Program tersebut dilaksanakan
secara konsekwen sehingga dalam waktu singkat jalan raya antara Pekanbaru
sampai batas Sumatera Barat siap dikerjakan. Jalan tersebut merupakan
kebanggaan Provinsi Riau. Pemasukan keuangan daerah mulai kelihatan nyata,
sehingga Kas Daerah yang pada mulanya kosong sama sekali, mulai berisi.
Anggaran Belanja yang diperbuat kemudian tidak lagi merupakan anggaran khayalan
tetapi betul-betul dapat dipenuhi dengan sumber-sumber penghasilan sendiri
sebagai suatu daerah otonom.
Disamping itu atas prakarsa
Gubernur Kaharuddin Nasution diusahakan pula pengumpulan dana disamping
keuangan daerah yang sifatnya inkonvensional. Dana ini diperdapat dari
sumber-sumber di luar anggaran daerah, dan hasilnya dimanfaatkan untuk
pembangunan, diantaranya pembangunan pelabuhan baru beserta gudangnya, gedung
pertemuan umum (Gedung Trikora), gedung Universitas Riau, Wisma Riau Mesjid
Agung, Asrama Pelajar Riau untuk Putera dan Putri di Yogyakarta dan lain-lain.
Untuk penyempurnaan pemerintahan
daerah, disusunlah DPRD-GR. Untuk itu ditugaskan anggota BPH Wan Ghalib dengan
dibantu Bupati Dt. Mangkuto Ameh untuk mengadakan hearing dengan partai-partai
politik dan organisasi-organisasi massa dalam menyusun komposisi.

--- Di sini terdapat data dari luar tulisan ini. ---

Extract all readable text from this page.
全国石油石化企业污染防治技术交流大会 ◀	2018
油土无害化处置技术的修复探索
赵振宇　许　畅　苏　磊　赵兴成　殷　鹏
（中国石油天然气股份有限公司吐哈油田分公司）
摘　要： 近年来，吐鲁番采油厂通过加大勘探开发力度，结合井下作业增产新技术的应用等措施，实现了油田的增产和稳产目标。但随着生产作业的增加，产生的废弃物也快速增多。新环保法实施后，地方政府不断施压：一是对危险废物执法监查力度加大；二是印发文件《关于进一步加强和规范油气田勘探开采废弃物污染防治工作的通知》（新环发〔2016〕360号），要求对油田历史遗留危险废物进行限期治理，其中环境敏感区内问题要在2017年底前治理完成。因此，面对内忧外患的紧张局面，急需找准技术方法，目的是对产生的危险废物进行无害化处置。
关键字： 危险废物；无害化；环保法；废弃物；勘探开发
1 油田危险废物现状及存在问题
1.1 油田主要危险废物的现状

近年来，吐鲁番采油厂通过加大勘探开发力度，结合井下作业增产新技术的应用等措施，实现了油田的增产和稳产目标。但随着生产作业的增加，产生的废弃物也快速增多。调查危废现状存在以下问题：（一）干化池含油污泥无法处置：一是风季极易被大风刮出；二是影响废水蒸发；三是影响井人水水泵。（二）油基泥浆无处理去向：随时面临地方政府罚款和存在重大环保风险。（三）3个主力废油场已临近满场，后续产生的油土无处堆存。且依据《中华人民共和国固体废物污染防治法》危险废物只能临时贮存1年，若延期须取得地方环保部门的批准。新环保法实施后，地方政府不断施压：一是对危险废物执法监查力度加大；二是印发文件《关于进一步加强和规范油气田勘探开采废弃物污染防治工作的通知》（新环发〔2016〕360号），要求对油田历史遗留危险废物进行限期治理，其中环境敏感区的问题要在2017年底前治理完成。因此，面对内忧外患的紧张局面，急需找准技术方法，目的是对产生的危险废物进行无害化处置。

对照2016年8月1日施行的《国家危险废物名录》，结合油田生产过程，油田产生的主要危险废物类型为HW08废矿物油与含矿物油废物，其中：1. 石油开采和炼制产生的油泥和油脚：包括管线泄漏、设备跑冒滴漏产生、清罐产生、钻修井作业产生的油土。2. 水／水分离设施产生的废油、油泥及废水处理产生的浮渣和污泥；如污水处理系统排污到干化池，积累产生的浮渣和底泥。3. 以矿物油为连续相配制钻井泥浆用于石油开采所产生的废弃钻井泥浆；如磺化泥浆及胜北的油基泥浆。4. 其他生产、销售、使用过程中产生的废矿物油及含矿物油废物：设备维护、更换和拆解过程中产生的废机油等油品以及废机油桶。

Sesuai dengan
itu diajukan sebanyak 38 calon anggota yang disampaikan kepada menteri dalam
negeri Ipik Gandamana.
Usaha untuk menyempurnakan
Pemerintah Daerah terus ditingkatkan, disamping Gubernur Kepala Daerah, pada
tanggal 25 April 1962 diangkat seorang Wakil Gubernur kepala Daerah, yaitu Dt.

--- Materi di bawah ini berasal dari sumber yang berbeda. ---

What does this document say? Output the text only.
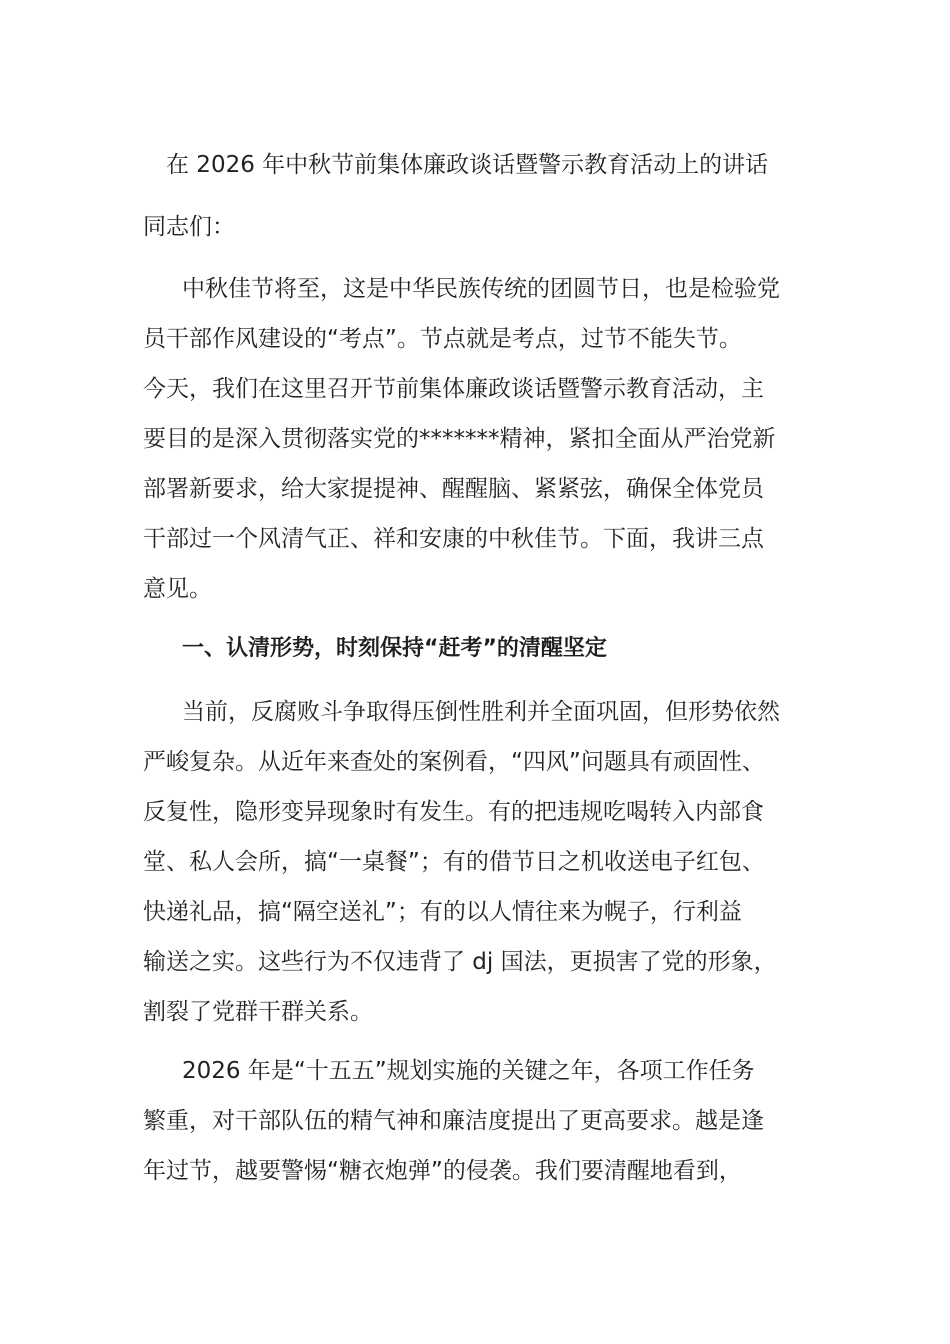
在 2026 年中秋节前集体廉政谈话暨警示教育活动上的讲话

同志们：

中秋佳节将至，这是中华民族传统的团圆节日，也是检验党
员干部作风建设的“考点”。节点就是考点，过节不能失节。
今天，我们在这里召开节前集体廉政谈话暨警示教育活动，主
要目的是深入贯彻落实党的*******精神，紧扣全面从严治党新
部署新要求，给大家提提神、醒醒脑、紧紧弦，确保全体党员
干部过一个风清气正、祥和安康的中秋佳节。下面，我讲三点
意见。
一、认清形势，时刻保持“赶考”的清醒坚定
当前，反腐败斗争取得压倒性胜利并全面巩固，但形势依然
严峻复杂。从近年来查处的案例看，“四风”问题具有顽固性、
反复性，隐形变异现象时有发生。有的把违规吃喝转入内部食
堂、私人会所，搞“一桌餐”；有的借节日之机收送电子红包、
快递礼品，搞“隔空送礼”；有的以人情往来为幌子，行利益
输送之实。这些行为不仅违背了 dj 国法，更损害了党的形象，
割裂了党群干群关系。
2026 年是“十五五”规划实施的关键之年，各项工作任务
繁重，对干部队伍的精气神和廉洁度提出了更高要求。越是逢
年过节，越要警惕“糖衣炮弹”的侵袭。我们要清醒地看到，
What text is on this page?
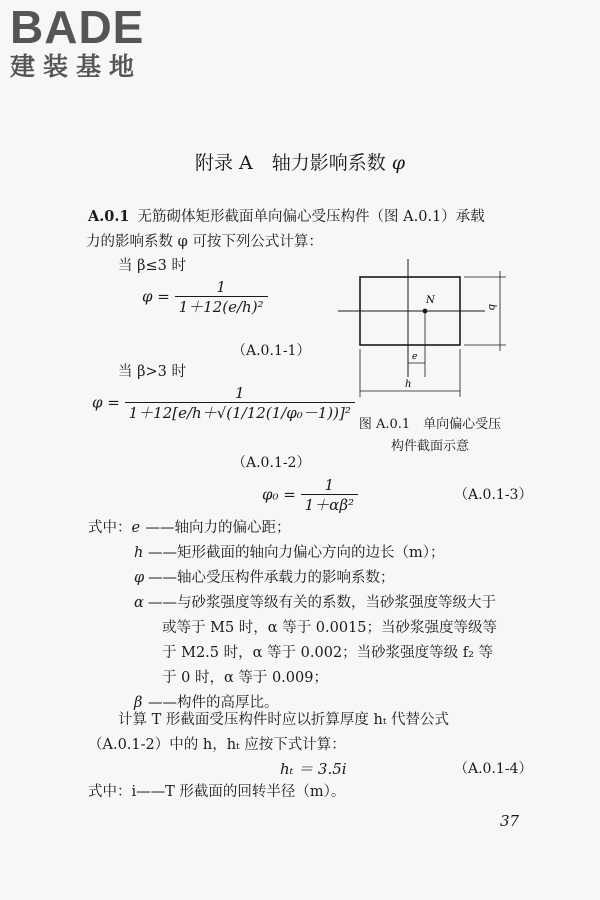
BADE
建装基地
附录 A　轴力影响系数 φ
A.0.1 无筋砌体矩形截面单向偏心受压构件（图 A.0.1）承载
力的影响系数 φ 可按下列公式计算：
当 β≤3 时
$\varphi = \frac{1}{\text{1＋12(e/h)²}}$
（A.0.1-1）
当 β>3 时
$\varphi = \frac{1}{\text{1＋12[e/h＋√(1/12(1/φ₀－1))]²}}$
（A.0.1-2）
$\varphi_0 = \frac{1}{\text{1＋αβ²}}$	（A.0.1-3）
N
e
h
b
图 A.0.1　单向偏心受压
构件截面示意
式中：e ——轴向力的偏心距；
h ——矩形截面的轴向力偏心方向的边长（m）；
φ ——轴心受压构件承载力的影响系数；
α ——与砂浆强度等级有关的系数，当砂浆强度等级大于
或等于 M5 时，α 等于 0.0015；当砂浆强度等级等
于 M2.5 时，α 等于 0.002；当砂浆强度等级 f₂ 等
于 0 时，α 等于 0.009；
β ——构件的高厚比。
计算 T 形截面受压构件时应以折算厚度 hₜ 代替公式
（A.0.1-2）中的 h，hₜ 应按下式计算：
hₜ ＝ 3.5i	（A.0.1-4）
式中：i——T 形截面的回转半径（m）。
37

Wan Abdurrahman yang semula menjabat Walikota Pekanbaru, jabatan Walikota
dipegang oleh Tengku Bay.
Masuknya unsur-unsur Nasional dan
Komunis dalam tubuh BPH disebabkan saat itu sudah merupakan ketentuan yang
tidak tertulis, bahwa semua aparat pemerintahan harus berintikan “NASAKOM”.

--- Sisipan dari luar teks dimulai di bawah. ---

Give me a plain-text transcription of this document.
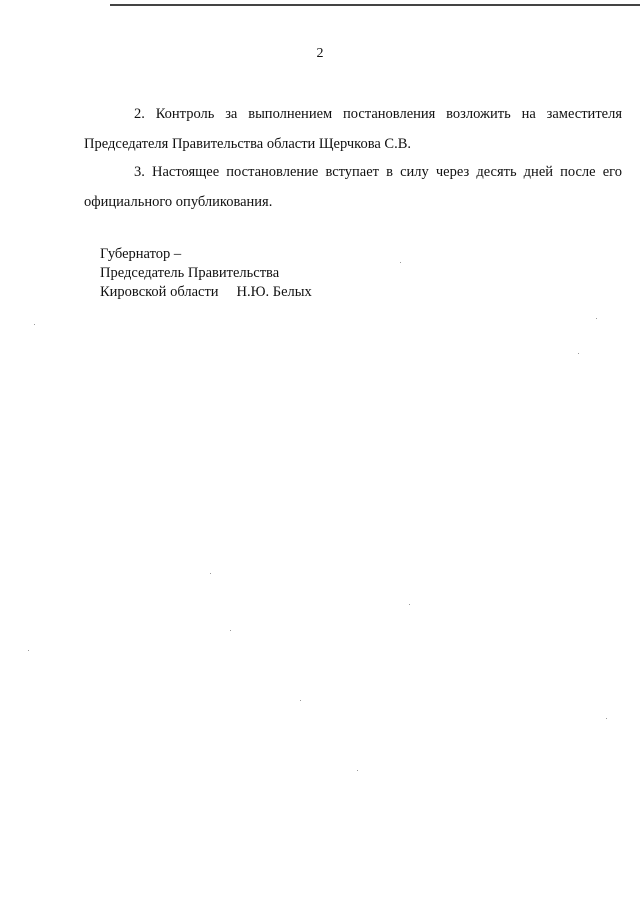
2
2. Контроль за выполнением постановления возложить на заместителя Председателя Правительства области Щерчкова С.В.
3. Настоящее постановление вступает в силу через десять дней после его официального опубликования.
Губернатор –
Председатель Правительства
Кировской области Н.Ю. Белых
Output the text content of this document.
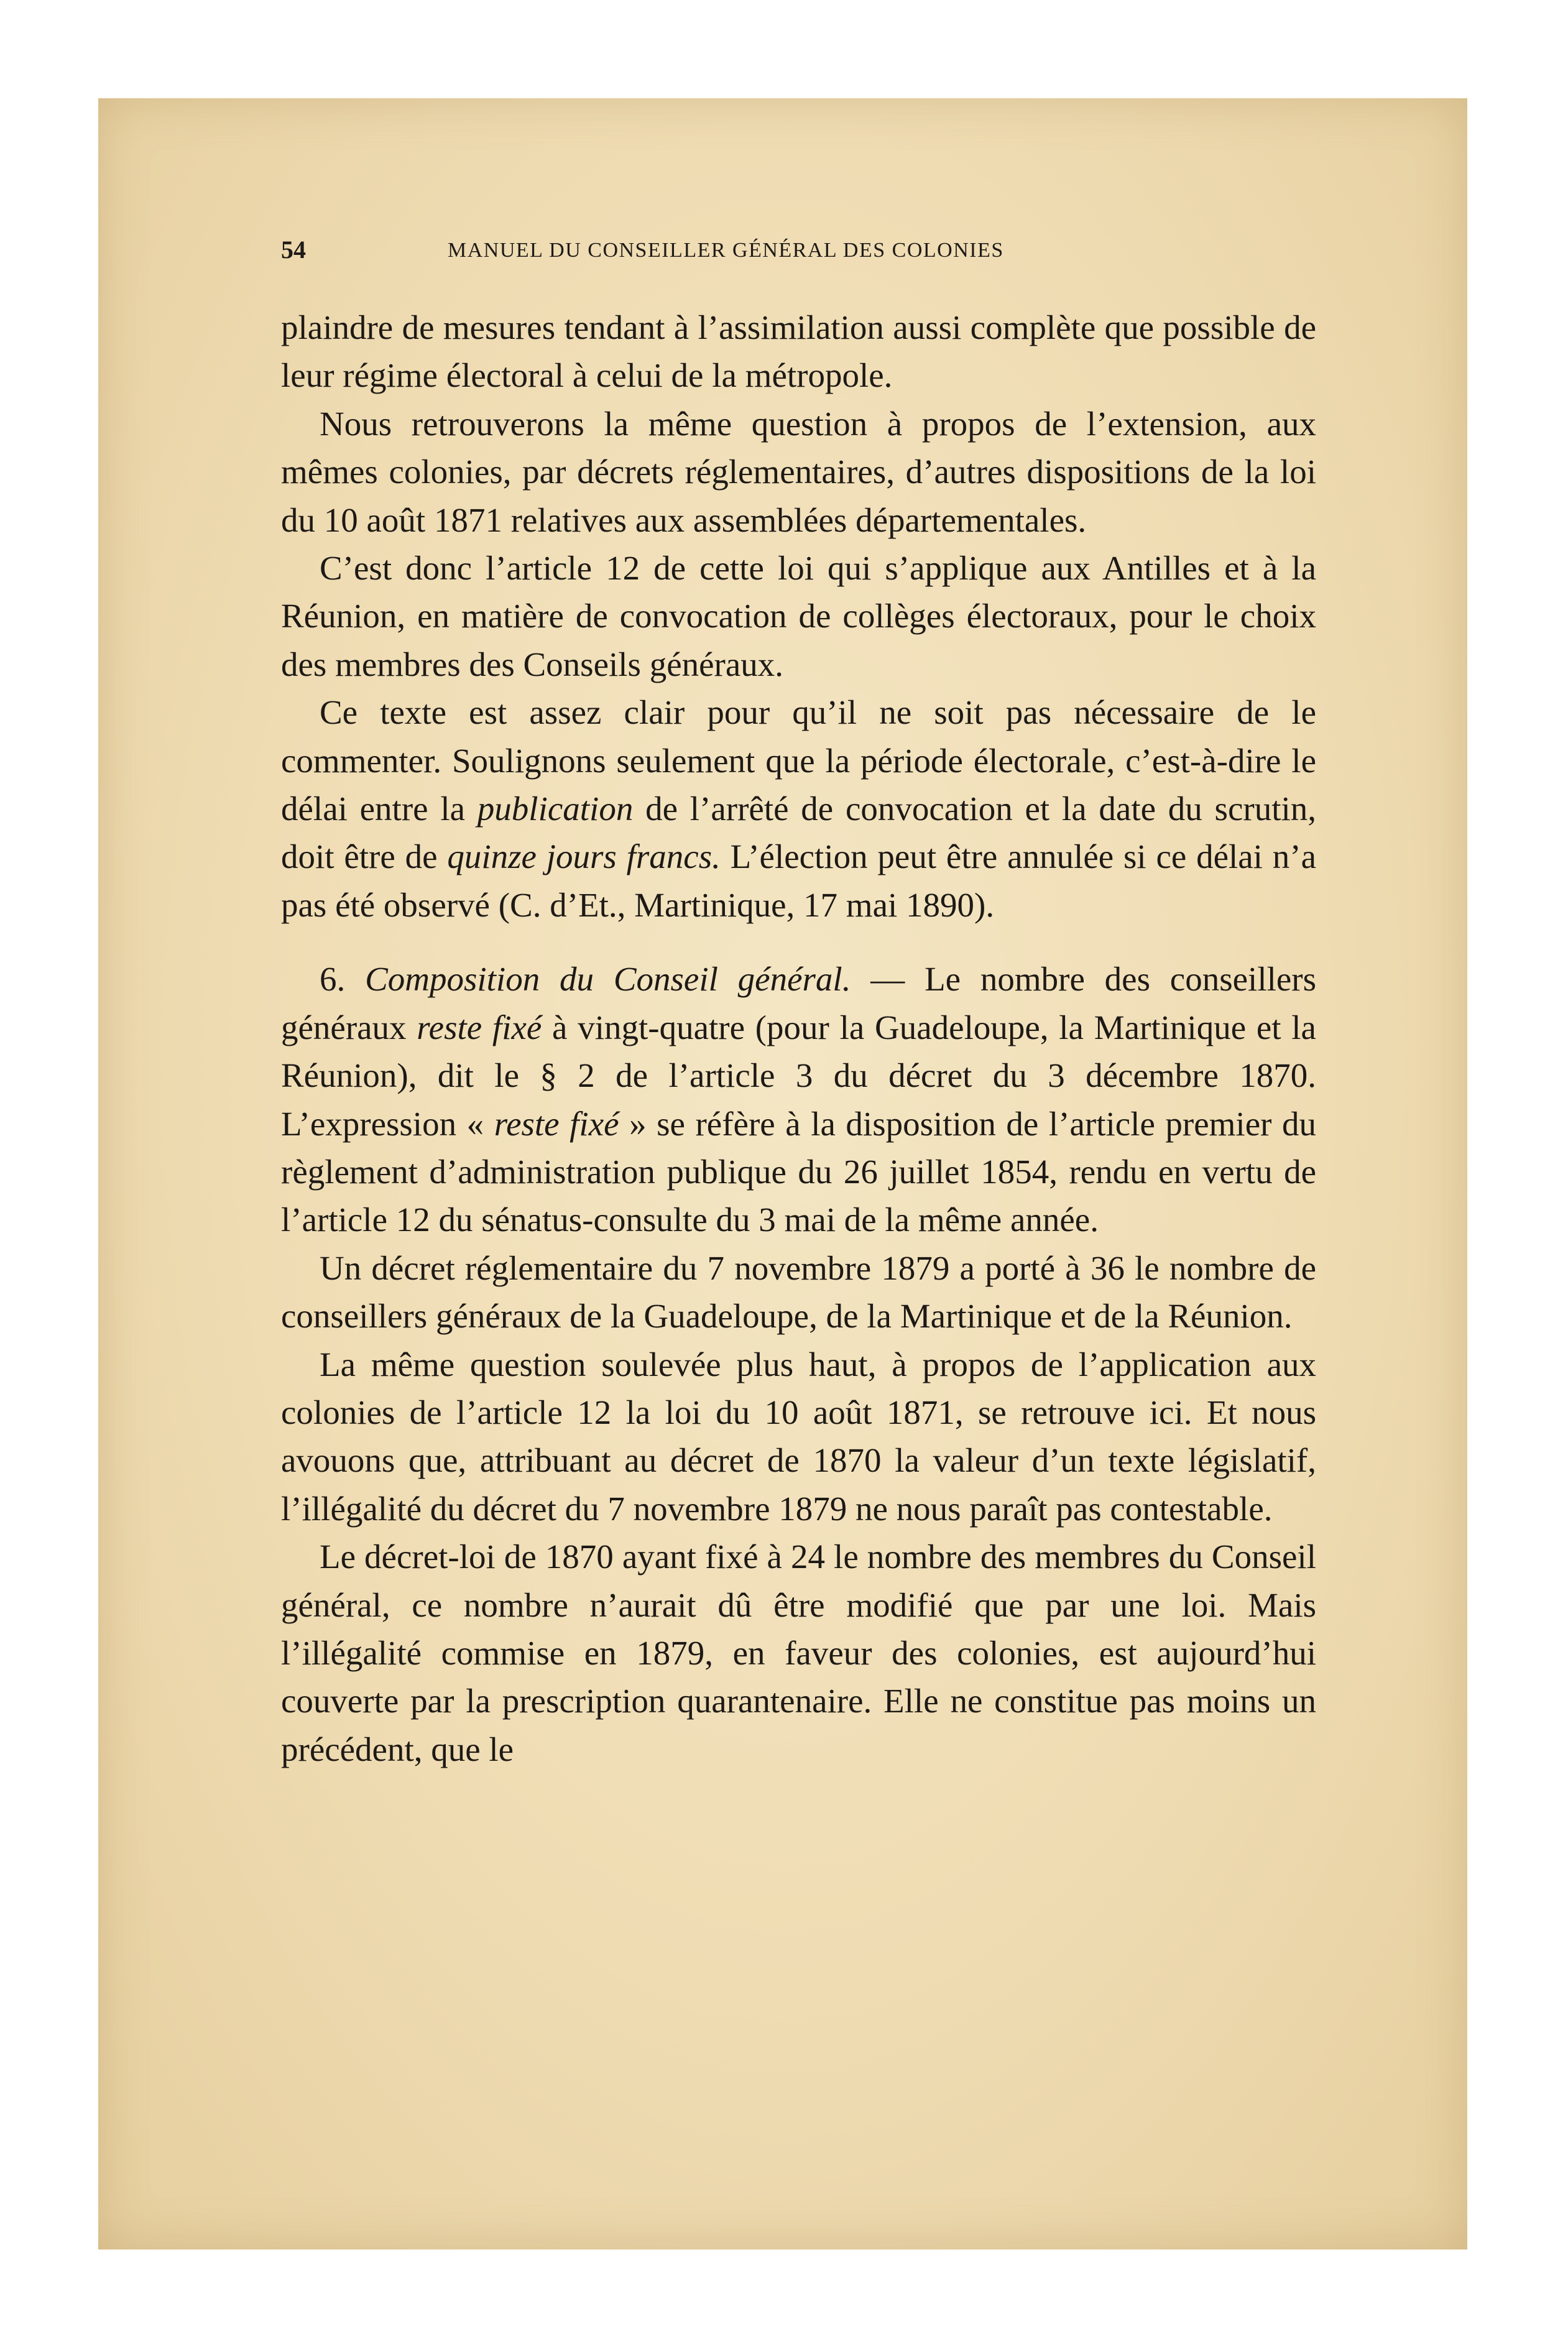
54	MANUEL DU CONSEILLER GÉNÉRAL DES COLONIES

plaindre de mesures tendant à l’assimilation aussi complète que possible de leur régime électoral à celui de la métropole.

Nous retrouverons la même question à propos de l’extension, aux mêmes colonies, par décrets réglementaires, d’autres dispositions de la loi du 10 août 1871 relatives aux assemblées départementales.

C’est donc l’article 12 de cette loi qui s’applique aux Antilles et à la Réunion, en matière de convocation de collèges électoraux, pour le choix des membres des Conseils généraux.

Ce texte est assez clair pour qu’il ne soit pas nécessaire de le commenter. Soulignons seulement que la période électorale, c’est-à-dire le délai entre la publication de l’arrêté de convocation et la date du scrutin, doit être de quinze jours francs. L’élection peut être annulée si ce délai n’a pas été observé (C. d’Et., Martinique, 17 mai 1890).

6. Composition du Conseil général. — Le nombre des conseillers généraux reste fixé à vingt-quatre (pour la Guadeloupe, la Martinique et la Réunion), dit le § 2 de l’article 3 du décret du 3 décembre 1870. L’expression « reste fixé » se réfère à la disposition de l’article premier du règlement d’administration publique du 26 juillet 1854, rendu en vertu de l’article 12 du sénatus-consulte du 3 mai de la même année.

Un décret réglementaire du 7 novembre 1879 a porté à 36 le nombre de conseillers généraux de la Guadeloupe, de la Martinique et de la Réunion.

La même question soulevée plus haut, à propos de l’application aux colonies de l’article 12 la loi du 10 août 1871, se retrouve ici. Et nous avouons que, attribuant au décret de 1870 la valeur d’un texte législatif, l’illégalité du décret du 7 novembre 1879 ne nous paraît pas contestable.

Le décret-loi de 1870 ayant fixé à 24 le nombre des membres du Conseil général, ce nombre n’aurait dû être modifié que par une loi. Mais l’illégalité commise en 1879, en faveur des colonies, est aujourd’hui couverte par la prescription quarantenaire. Elle ne constitue pas moins un précédent, que le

Kemudian Penpres No. 6 tahun 1959 diganti dan disempurnakan dengan
Undang-undang No. 18 tahun 1965 tentang pokok-pokok Pemerintahan Daerah.
Nasakomisasi diterapkan tidak melalui ketentuan perundang-undangan tetapi
tekanan-tekanan dari atas.
Sejalan dengan itu dibentuk pula
pula apa yang dinamakan Front Nasional Daerah Tingkat I Riau, yang pimpinan
hariannya terdiri dari unsur Nasakom. Front Nasional ini mengkoordinir semua
potensi parta-partai politik dan organisasi-organisasi massa. Dengan sendirinya
di dalam Front Nasional ini bertarung ideologi yang bertentangan, yang menurut
cita-cita haruslah dipersatukan.
Kedudukan pimpinan harian Front
Nasional ini merupakan kedudukan penting, karena mereka menguasai massa rakyat.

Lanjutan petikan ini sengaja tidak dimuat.